An ad that runs in a separate ad window associated with a concurrently displayed banner. In normal practice, the content and banner are rendered first and the daughter window appears thereafter.

Demographics

Common characteristics used for population or audience segmentation, such as age, gender, household income, etc.

Digital signatures

Signatures for electronic documents. They establish identity and therefore can be used to establish legal responsibility and the complete authenticity of whatever they are affixed to in effect, creating a tamper proof seal.

Digital Video Server

A robust, dedicated computer at a central location that receives command requests from the television viewer through a video on demand application. Once it receives this request, it then instantly broadcasts specific digital video streams to that viewer.

Display Advertising

A form of online advertising where an advertiser’s message is shown on a destination web page, generally set off in a box at the top or bottom or to one side of the content of the page.

DHTML (Dynamic Hypertext Markup Language)

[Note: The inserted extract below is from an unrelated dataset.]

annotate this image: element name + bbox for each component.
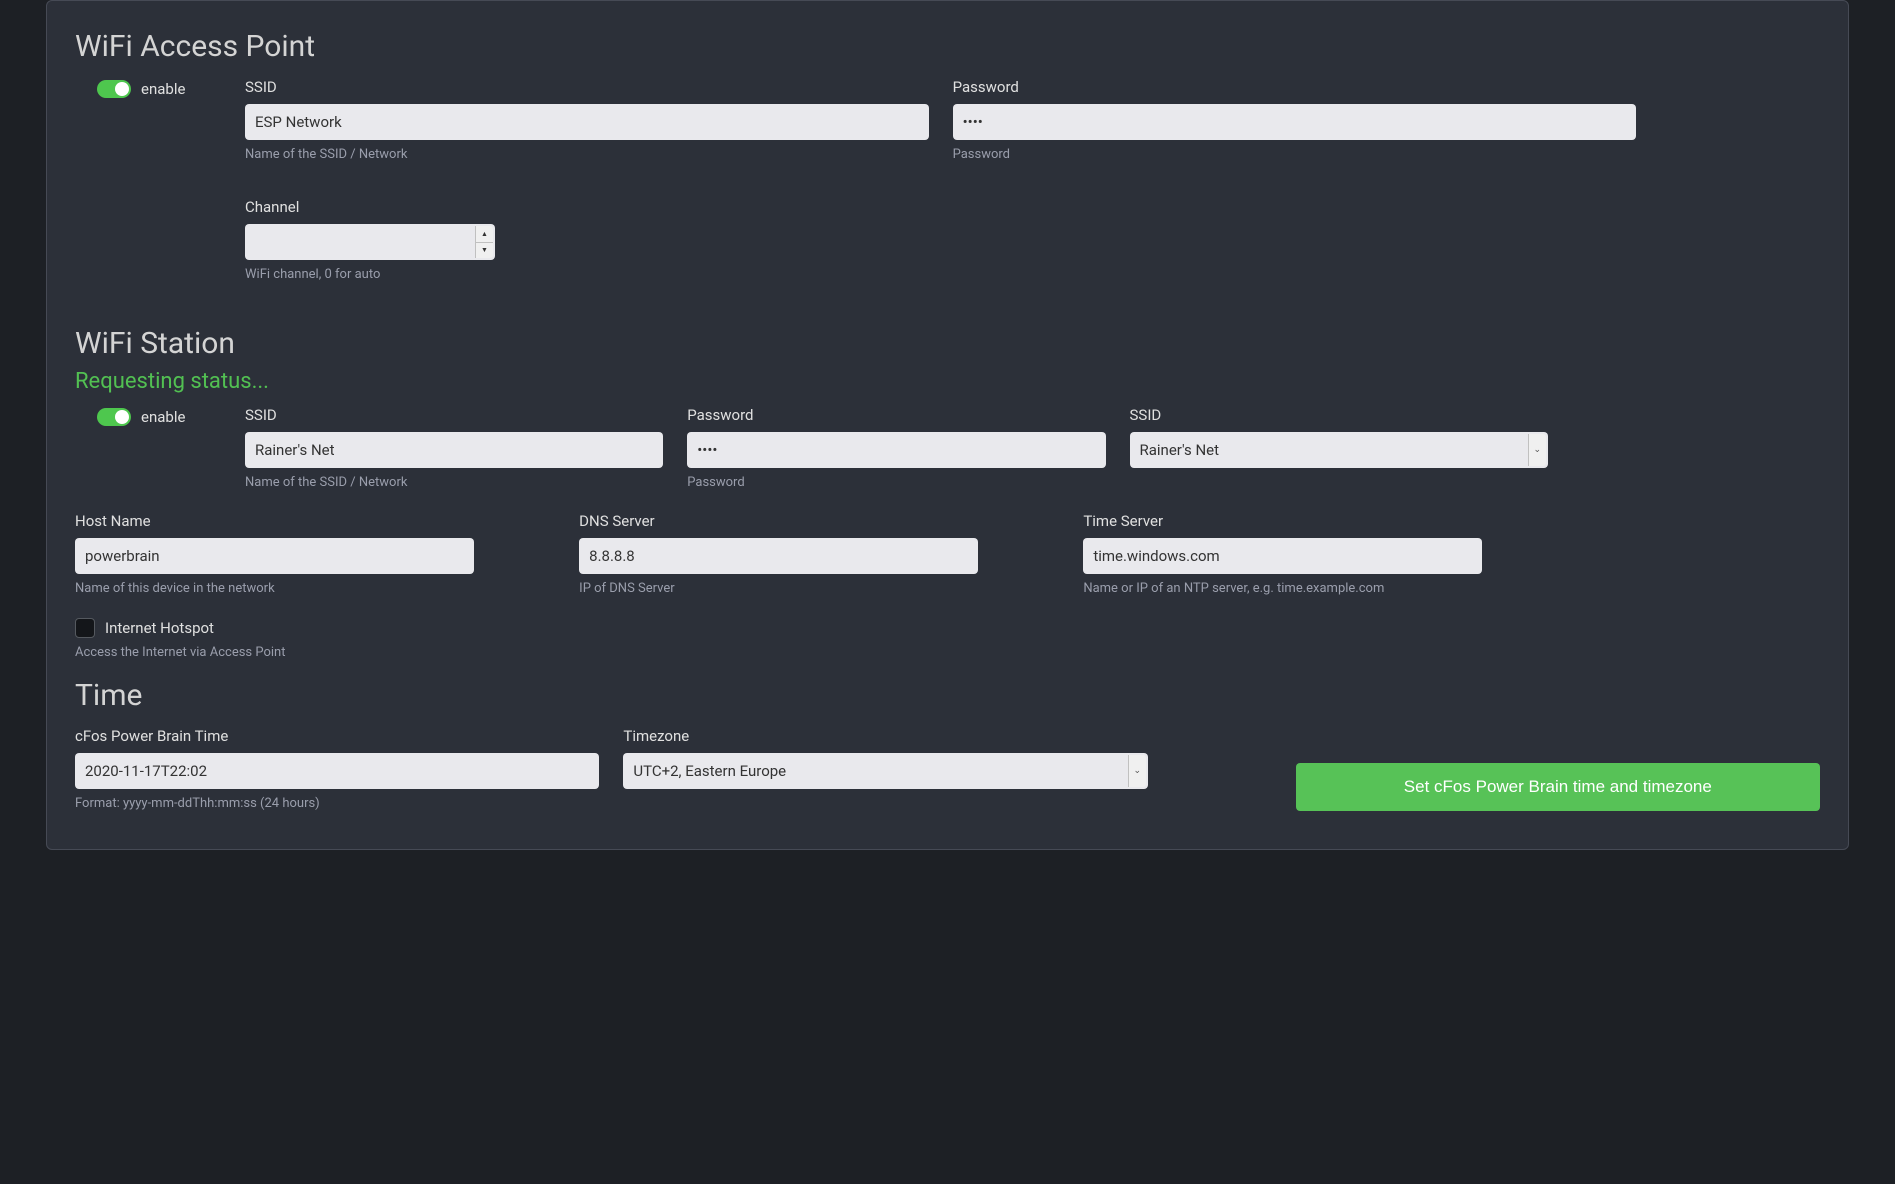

An extended set of HTML commands which are used by Web designers to create much greater animation and interactivity than HTML.

Domain name

The unique name that identifies an Internet site. Every domain name consists of one top or high level and one or more lower level designators. Top level domains (TLDs) are either generic or geographic. Generic top level domains include .com(commercial), .net (network), .edu (educational), .org (organizational, public or non commercial), .gov (governmental), .mil (military); .biz (business), .info (informational),.name (personal), .pro (professional), .aero (air transport and civil aviation), .coop (business cooperatives such as credit unions) and .museum. Geographic domains designate countries of origin, such as .us (United States), .fr (France), .uk (United Kingdom), etc.

DPO (Distinct Point of Origin)

A unique address from which a browser connects to a website on the Internet.

Drill down

When an online user accesses more and more pages of the website, i.e., he or she goes deeper into the content of the site.

DSL (Digital Subscriber Line)

A high speed dedicated digital circuit from a given location to the telephone company's central office, using normal copper telephone lines. DSL is the main form of consumer broadband worldwide. DSL is a general term that includes several variations: ADSL (Asymmetric Digital Subscriber Line), ranging up to 1.5 Mbps; HDSL (High bit rate Digital Subscriber Line), 1.5Mbps; SDSL (Single line Digital Subscriber Line), 1.5 Mbps; VDSL (Very high data rate Digital Subscriber Line), ranging up to 2.3Mbps; and RDSL (Rate Adaptive Digital Subscriber Line), various speeds.

Dynamic ad insertion

The process by which an ad is inserted into a page in response to a user's request. Dynamic ad placement allows alteration of specific ads placed on a page based on any data available to the placement program. At its simplest, dynamic ad placement allows for multiple ads to be rotated through one or more spaces. In more sophisticated examples, the ad placement could be affected by demographic data or usage history for the current user.

Dynamic IP address

An IP address (assigned by an ISP to a client PC) that changes periodically.

Dynamic rotation

Delivery of ads on a rotating, random basis so that users are exposed to different

ads and ads are served in different pages of the site.